The difficulty of enrolling in financial assistance programs such as supplemental security income (SSI) and transitional aid to families was also salient in our sample. Low-income families who have children with special health care needs still rely on SSI. Several high-risk infants meet criteria by diagnoses (cerebral palsy, stroke or weight/gestational age) and parental income [60]. Several studies have demonstrated that income assistance for families in poverty with children with mental health and disability is crucial for improved outcomes [50, 61,62,63,64,65].

This study also provided some insights on how transition can vary by medical complexity groups. For example, for families with infants without medical complexity, the importance of “hand-off” or communication with the primary care provider was weighted as most valuable. For families with CMC, more information on durable medical equipment, and vendors was useful. Similarly, while both groups appreciated support systems, families with CMC wanted more integration of family. “Tiered quality improvement” efforts for NICU to home transitions based on medical complexity might maximize quality and resource utilization [23].

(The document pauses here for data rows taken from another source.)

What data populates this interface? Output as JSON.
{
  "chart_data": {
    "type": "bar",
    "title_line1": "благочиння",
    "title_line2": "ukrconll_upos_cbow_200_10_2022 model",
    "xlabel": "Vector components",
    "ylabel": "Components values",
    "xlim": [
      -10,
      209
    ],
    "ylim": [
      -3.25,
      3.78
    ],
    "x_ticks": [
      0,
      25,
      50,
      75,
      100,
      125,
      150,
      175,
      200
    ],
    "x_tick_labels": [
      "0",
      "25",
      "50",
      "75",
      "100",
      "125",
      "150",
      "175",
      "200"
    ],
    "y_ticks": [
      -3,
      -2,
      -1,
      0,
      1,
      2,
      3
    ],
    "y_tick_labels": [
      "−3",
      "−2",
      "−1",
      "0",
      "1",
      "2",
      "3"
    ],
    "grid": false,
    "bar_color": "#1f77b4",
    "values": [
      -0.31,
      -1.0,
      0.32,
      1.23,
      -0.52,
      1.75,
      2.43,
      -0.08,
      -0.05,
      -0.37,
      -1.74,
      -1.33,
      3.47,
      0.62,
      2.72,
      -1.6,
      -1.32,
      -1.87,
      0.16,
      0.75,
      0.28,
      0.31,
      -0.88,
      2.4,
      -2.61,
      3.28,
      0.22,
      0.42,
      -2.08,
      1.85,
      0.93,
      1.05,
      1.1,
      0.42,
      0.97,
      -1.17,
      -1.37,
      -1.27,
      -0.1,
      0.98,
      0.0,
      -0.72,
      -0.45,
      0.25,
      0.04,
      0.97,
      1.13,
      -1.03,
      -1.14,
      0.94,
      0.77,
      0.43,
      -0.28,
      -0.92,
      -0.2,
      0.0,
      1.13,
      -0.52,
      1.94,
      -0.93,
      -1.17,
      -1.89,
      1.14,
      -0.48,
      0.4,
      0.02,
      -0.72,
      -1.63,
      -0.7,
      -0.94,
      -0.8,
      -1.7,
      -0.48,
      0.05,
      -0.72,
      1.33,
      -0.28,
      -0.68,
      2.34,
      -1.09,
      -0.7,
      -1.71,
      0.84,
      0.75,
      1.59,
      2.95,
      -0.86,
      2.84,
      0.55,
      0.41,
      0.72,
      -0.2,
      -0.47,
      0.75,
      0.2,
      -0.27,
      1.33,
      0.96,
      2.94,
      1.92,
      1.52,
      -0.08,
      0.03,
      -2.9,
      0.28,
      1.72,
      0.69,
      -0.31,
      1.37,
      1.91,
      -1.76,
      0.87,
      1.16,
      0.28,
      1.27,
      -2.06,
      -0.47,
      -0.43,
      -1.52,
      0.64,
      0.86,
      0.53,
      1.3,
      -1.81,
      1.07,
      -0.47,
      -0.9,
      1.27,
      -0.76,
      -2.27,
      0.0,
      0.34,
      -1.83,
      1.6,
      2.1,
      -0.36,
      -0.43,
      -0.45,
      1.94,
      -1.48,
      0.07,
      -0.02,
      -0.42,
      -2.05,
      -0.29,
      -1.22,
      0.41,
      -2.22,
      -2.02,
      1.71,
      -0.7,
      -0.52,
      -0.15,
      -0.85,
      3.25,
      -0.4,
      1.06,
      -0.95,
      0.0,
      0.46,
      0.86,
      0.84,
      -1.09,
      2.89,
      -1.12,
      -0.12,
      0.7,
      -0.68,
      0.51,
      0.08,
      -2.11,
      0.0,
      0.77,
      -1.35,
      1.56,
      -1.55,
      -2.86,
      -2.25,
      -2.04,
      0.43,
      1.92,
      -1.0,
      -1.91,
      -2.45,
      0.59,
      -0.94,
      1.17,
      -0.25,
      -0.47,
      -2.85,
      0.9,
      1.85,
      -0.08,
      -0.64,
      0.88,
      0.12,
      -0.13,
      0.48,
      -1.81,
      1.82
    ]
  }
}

This study has several limitations. The sampling was purposeful to enroll families receiving Medicaid from a high-risk infant follow up program in an urban quaternary children’s hospital that serves low-income and mostly minority families, so its generalizability may be limited. Therefore, concerns of families with private health insurance are not represented. These families face their own burdens with increased out-of-pocket expenses from medications, medical equipment or even high deductible health plans and separate studies should be conducted to gain their viewpoints [66, 67]. We did, however, reach thematic saturation suggesting that we met the needs of our target population but we mostly recruited low-income Hispanic and Black non-Hispanic families. Values may vary in other racial, ethnic and socioeconomic groups [4]. Finally, since individuals who may have also provided clinical care for the infant in the NICU or clinic conducted some of the interviews, there is a possibility that participants were not as open or honest with their responses.

Conclusions

Interestingly, similar to other studies [68], we found that there were similarities between what families cited as challenges and what they recommended as suggestions for improvement during the transition process. We found that families often compare their preterm or high-risk infant to their peers, they and mothers feel great anxiety and stress perhaps compounded by.

postpartum depression. However, we identified several ideas that families themselves proposed to improve follow up after NICU discharge including peer support, health literacy, mobile health technology and respite/nursing care. To address the chasm in current healthcare delivery for this population, interventions that might be successful include the development of technologies such as mobile health applications to create “a patient-centered medical neighborhood,” [4] integration of social workers in the care team, in-person visits with community health workers and group visits [4]. Like other transition-to-home programs we believe that these types of interventions may also provide cost-savings [69].